4.3.15

Reader, I Think She Probably Should Have Taken a Few More Months to Think Over Her Options

Jane Eyre

Though I'm generally of the view that arguing over details of the plot is not a particularly interesting way of reacting to a book,* and better analyses involve considerations of structure, pacing, voice, composition, etc, here we go:

I don't see how anyone could possibly root for Rochester.

The absolute worst thing one could say about St. John would be to make him equal to Rochester in ill-treatment of Jane. Both are attempting to use her for their own ends, and want to cultivate her responses to them without informing her about what is going on. St. John, however, reveals his motivations much faster, of his own volition, and at least has them aimed toward a noble purpose. As Jane herself admits, but for his insisting on marriage without love, there's nothing wrong with his plan. (A significant 'but,' of course, though it seems less a fault of an unforgiving nature than a crucial mistake made by someone focused on his vocation/too young to think through all the consequences involved.) Rochester, by contrast, holds his peace until he is forced to reveal all, and would implicate Jane in a crime without her knowledge or consent--I presume his requirement that she wait a year and a day after the wedding to ask about the other woman in the house to be one that would make annulment impossible. He is, in other words, willing to run her great legal and social risks without informing her. That's not to say St. John is better--I think the obvious best outcome for Jane is to live at Moor House with Diana, and never marry.**

The novel itself is lively and modern, and the direct narration a good deal more sophisticated than, say, David Copperfield. It's rather, in its own way, a good commentary on the action delivered by one of its players, not unlike All About Eve. That it unfolds as a combination of the most unlikely happenstance is not a matter of great concern to me as a reader--Jane is discovered in the end by the family she did not know herself to have, but the knowledge is not at all essential to the action as it is happening.

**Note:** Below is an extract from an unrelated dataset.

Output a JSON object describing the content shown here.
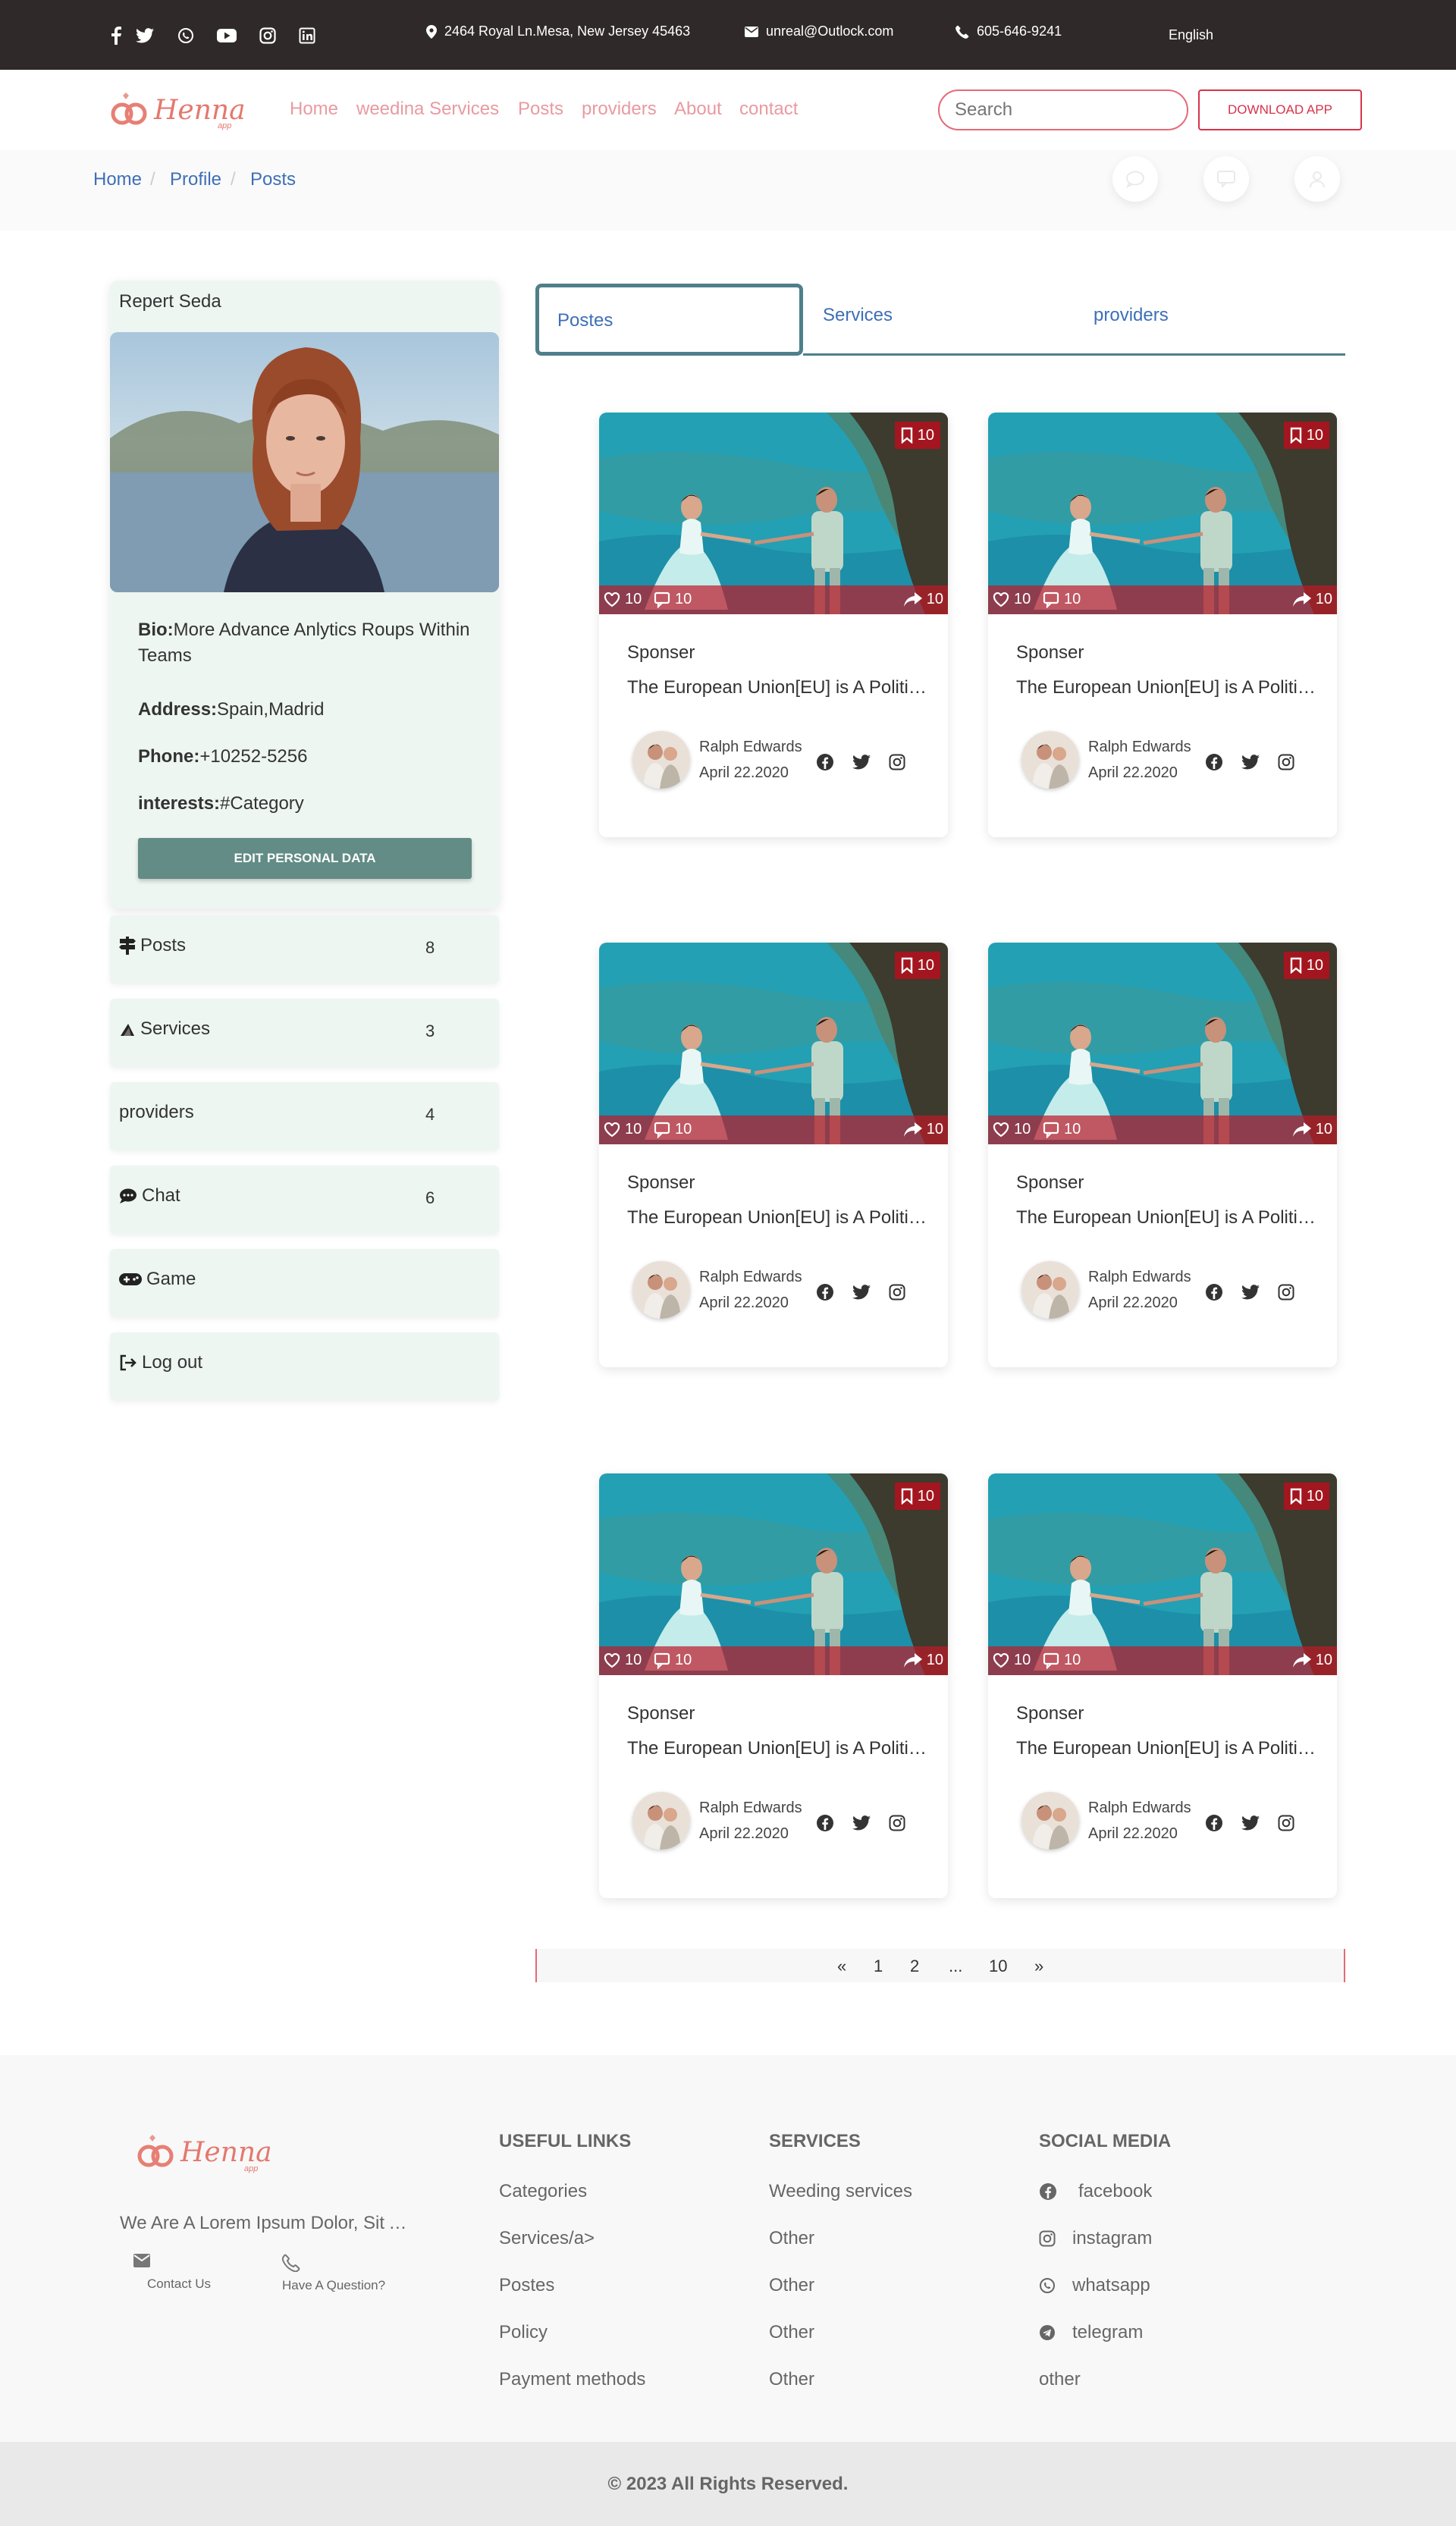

*Not interesting because it involves arguing over a stipulated and limited set of facts (the text), which then involves one in the equally difficult games of guessing the author's intention (as something distinct from the actual words the author chose to write, and retained after editing; for which there might be supplementary evidence in notes and letters, but for which none often exists) or reading facts and relationships not written into those stipulated, an endless game. It is also almost always an exercise in wish fulfillment or enforcement of orthodoxy--making the novel into The Thing The Reader Wants It To Be, which is flattering to their own beliefs and prejudices, rather than The Thing That It Is.

**And, yes, I get that the point of the novel is that circumstances come about wherein Jane can freely choose Rochester, and we are meant to acknowledge it as a free and unforced choice, and that is a good thing. But we've also probably all had the experience of dealing with friends who make free and unforced decisions that are nevertheless poor.

1 comment:

Katherine said...

Have you read Wide Sargasso Sea by Jean Rhys?